Counts VI and XIV also contained references to the state civil rights acts, G.L, c. 12, §11H and 1II. Plaintiff agreed that the civil rights claims in Counts VI and XIV should be dismissed.

The Patterson decision did not make the proposed state statute useless or unnecessary. As drafted, the Equal Rights Act included sex, color, creed and national origin as protected categories, whereas § 1981 had addressed only racial discrimination.

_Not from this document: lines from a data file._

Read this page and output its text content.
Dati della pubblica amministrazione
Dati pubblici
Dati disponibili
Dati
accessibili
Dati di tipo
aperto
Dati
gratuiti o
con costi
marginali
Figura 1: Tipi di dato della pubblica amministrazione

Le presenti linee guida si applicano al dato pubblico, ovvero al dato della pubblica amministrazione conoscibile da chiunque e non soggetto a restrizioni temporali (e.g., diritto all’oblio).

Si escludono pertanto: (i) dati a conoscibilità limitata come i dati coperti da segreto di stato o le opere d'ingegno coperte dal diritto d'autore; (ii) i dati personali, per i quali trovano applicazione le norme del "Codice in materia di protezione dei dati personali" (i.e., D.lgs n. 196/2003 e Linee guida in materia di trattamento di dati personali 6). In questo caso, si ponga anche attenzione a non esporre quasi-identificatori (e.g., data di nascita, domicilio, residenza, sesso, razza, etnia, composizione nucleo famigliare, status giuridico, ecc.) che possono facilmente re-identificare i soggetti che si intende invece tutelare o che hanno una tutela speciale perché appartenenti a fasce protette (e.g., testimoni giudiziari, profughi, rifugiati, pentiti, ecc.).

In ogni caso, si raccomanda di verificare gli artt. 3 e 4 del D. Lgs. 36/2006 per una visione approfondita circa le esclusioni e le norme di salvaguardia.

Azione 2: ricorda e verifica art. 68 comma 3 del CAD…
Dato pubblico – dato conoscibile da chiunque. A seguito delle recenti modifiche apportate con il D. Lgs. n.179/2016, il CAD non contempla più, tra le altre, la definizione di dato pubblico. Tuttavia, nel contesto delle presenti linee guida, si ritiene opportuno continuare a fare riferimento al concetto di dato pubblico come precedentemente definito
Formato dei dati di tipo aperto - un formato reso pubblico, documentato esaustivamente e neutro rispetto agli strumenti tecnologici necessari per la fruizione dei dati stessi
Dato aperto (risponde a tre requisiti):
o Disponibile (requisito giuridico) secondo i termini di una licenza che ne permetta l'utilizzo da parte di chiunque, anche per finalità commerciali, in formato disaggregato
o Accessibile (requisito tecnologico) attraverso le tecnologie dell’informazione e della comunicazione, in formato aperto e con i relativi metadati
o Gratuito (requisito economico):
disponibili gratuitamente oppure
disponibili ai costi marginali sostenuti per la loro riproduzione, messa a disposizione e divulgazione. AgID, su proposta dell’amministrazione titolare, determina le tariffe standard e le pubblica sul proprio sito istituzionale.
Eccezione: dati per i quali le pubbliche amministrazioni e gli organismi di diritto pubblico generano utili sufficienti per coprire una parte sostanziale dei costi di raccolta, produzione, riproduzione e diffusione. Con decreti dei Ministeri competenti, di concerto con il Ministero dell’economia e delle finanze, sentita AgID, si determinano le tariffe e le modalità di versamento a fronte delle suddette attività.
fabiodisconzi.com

Because the “Equal Rights” bill received quick approval by both houses of the Massachusetts legislature, there is no “official” legislative history (i.e., no floor debate regarding the language and purpose of the statute) to guide this court’s interpretation of the statute’s language. Stephen Johnson, former legislative counsel for the Boston Bar Association, served on the BBA’s seven-member committee assembled to draft and promote legislation in anticipation of the Patterson decision. Johnson’s Boston Bar Journal article, supra, summarizes the events surrounding the drafting and proposal of the Equal Rights Act, up to its speedy enactment on July 19, 1989. As Johnson’s article explains, many civil rights lawyers and legal scholars involved in drafting the Equal Rights Act and getting it through the legislature expressed their hope and expectation that the Act would be interpreted to provide new and expansive remedies. (In many other respects, the Equal Rights Act does contain express provisions that go beyond then existing federal civil rights and equal rights law.) However, that commentary from outside proponents of the bill is not “legislative history” and is of extremely limited value in determining the legislature’s intent, particularly in the face of the legislature’s failure to adopt more expansive terminology following the Patterson definition of “make and enforce contracts.” As such, this court is not persuaded that the “legislative history” of the Equal Rights Act compels an interpretation contraiy to the federal interpretation of identical language in 42 U.S.C. §1981.